Zaghaft schwinge ich mein rechtes Bein über den Rücken des Kamels, welches mich arrogant von der Seite anschaut als ob es sagen wollte „Willst du das wirklich?“. Ich weiß es selber nicht so recht, aber klein beigeben möchte ich jetzt auch nicht mehr. „Halt dich gut fest“ ruft unser Guide sobald ich auf dem breiten Rücken platzgenommen habe „die Viecher schaukeln ganz schön beim Aufstehen!“. Unbeholfen halte ich mich an der bunt gewebten Satteldecke fest und zittere leicht als das riesige Tier langsam aufsteht. Huch ist das hoch!
Meine Reiterfahrung scheint mir hier nichts mehr wert zu sein. bei einem Pferd kann man wenigstens die Stimmung an den Ohren ablesen. Woran sieht man wie es einem Kamel gerade geht? Vielleicht will es wegrennen? Oder sich gleich wieder hinlegen? Die kleinen puscheligen Ohren bewegen sich nicht.
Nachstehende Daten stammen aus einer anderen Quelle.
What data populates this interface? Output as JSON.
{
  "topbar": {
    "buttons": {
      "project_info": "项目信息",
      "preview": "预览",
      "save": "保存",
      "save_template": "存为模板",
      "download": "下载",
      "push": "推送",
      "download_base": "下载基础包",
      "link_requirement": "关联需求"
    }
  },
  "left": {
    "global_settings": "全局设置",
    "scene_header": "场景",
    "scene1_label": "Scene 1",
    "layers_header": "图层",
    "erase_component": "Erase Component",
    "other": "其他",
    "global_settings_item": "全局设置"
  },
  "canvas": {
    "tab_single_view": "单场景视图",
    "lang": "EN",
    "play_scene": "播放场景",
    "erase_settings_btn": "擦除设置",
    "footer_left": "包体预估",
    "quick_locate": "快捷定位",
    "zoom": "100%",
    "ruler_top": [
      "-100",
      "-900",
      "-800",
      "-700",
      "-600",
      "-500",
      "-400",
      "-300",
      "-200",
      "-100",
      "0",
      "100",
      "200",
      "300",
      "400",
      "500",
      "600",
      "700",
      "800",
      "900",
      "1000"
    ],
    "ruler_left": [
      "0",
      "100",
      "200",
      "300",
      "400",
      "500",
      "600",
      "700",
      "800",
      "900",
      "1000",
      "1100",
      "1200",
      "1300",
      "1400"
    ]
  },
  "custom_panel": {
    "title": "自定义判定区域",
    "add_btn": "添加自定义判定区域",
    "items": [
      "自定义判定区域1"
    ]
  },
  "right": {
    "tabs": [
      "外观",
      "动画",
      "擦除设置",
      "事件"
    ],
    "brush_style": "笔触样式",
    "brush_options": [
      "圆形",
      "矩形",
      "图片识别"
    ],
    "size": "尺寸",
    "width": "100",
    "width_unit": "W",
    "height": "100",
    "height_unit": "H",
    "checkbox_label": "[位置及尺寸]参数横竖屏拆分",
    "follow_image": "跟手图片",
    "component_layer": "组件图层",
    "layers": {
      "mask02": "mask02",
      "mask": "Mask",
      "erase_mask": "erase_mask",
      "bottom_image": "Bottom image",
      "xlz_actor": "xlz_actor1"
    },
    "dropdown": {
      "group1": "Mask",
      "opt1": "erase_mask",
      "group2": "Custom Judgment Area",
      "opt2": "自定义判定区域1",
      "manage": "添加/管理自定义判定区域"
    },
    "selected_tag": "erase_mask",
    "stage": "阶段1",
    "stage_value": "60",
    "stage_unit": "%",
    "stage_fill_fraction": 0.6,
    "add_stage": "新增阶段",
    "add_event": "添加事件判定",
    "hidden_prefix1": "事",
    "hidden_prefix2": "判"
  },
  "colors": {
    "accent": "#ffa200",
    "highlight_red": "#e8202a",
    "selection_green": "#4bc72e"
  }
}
Direkt neben meinem Oberschenkel taucht der Kopf des nächsten Tieres auf ein wunderhübsches weißes Kamel, das „Schneewittchen“ genannt wird. Es schielt mich misstrauisch an und schnauft ungeduldig. Beißen Kamele eigentlich? Oder spucken sie nur?
So langsam traue ich mich meinen Griff etwas zu lösen und meine Beine locker baumeln zu lassen. Vorsichtig fasse ich in die streng riechende Wolle, die von dem Höcker vor meiner Nase in alle Richtungen absteht. Ob Kamele gerne gestreichelt werden? Meins trottet weiter unbeeindruckt dahin. Schneewittchen kommt meinem Oberschenkel immer näher und sabbert dabei. Sie scheint mit dem Tempo nicht ganz einverstanden zu sein.
Mutig drehe ich mich um und halte nach dem Fotografen Ausschau. Er hält eine Kamera in der Hand, ihm geht es also auch gut. Mittlerweile fange ich an diesen Ritt auf dem Wüstenschiff zu genießen. In der Ferne leuchten die Sanddühnen, vor uns treiben zwei kleine Jungs auf einem Moped die Ziegenherde zusammen und über uns kündigen sich die ersten Sterne an. Ein typischer Gobi-Abend. Ich gebe mich dem sanften Schaukeln hin und fange an zu träumen. Wie wäre es wohl als Nomadin zu leben? Mit einer Jurte und einer Ziegenherde? Es gibt so einiges, was wir von den Mongolen lernen können denke ich. Ich denke auch darüber nach, wie anpassungsfähig wir als Menschen doch sind. Wie schnell man sich an Plumps- oder gar keine Klos gewöhnen kann, wie selten man eine Dusche vermisst oder überhaupt fließendes Wasser. Und wie… „hey, da seid ihr ja wieder!“ begrüßt uns unser Guide „war es schön?“ „Wunderschön“ rufe ich, während Schneewittchen neben mir mürrisch grunzt.
Mit königlicher Erhabenheit gehen unsere neuen Kamelfreunde mit uns in die Knie und beobachten gelangweilt wie wir ungeschickt absteigen. „Aua“ ruft Ben, ein lustiger Franzose, entsetzt. „Tut euer Hintern auch so weh?“ „Geht eigentlich“ antworten ich und die einzige andere Frau wie aus einem Mund und sehen amüsiert dabei zu wie die Männer mit schmerzverzerrtem Gesicht davonhumpeln.
Bens Kamel sieht aus, als ob es leise lächelt.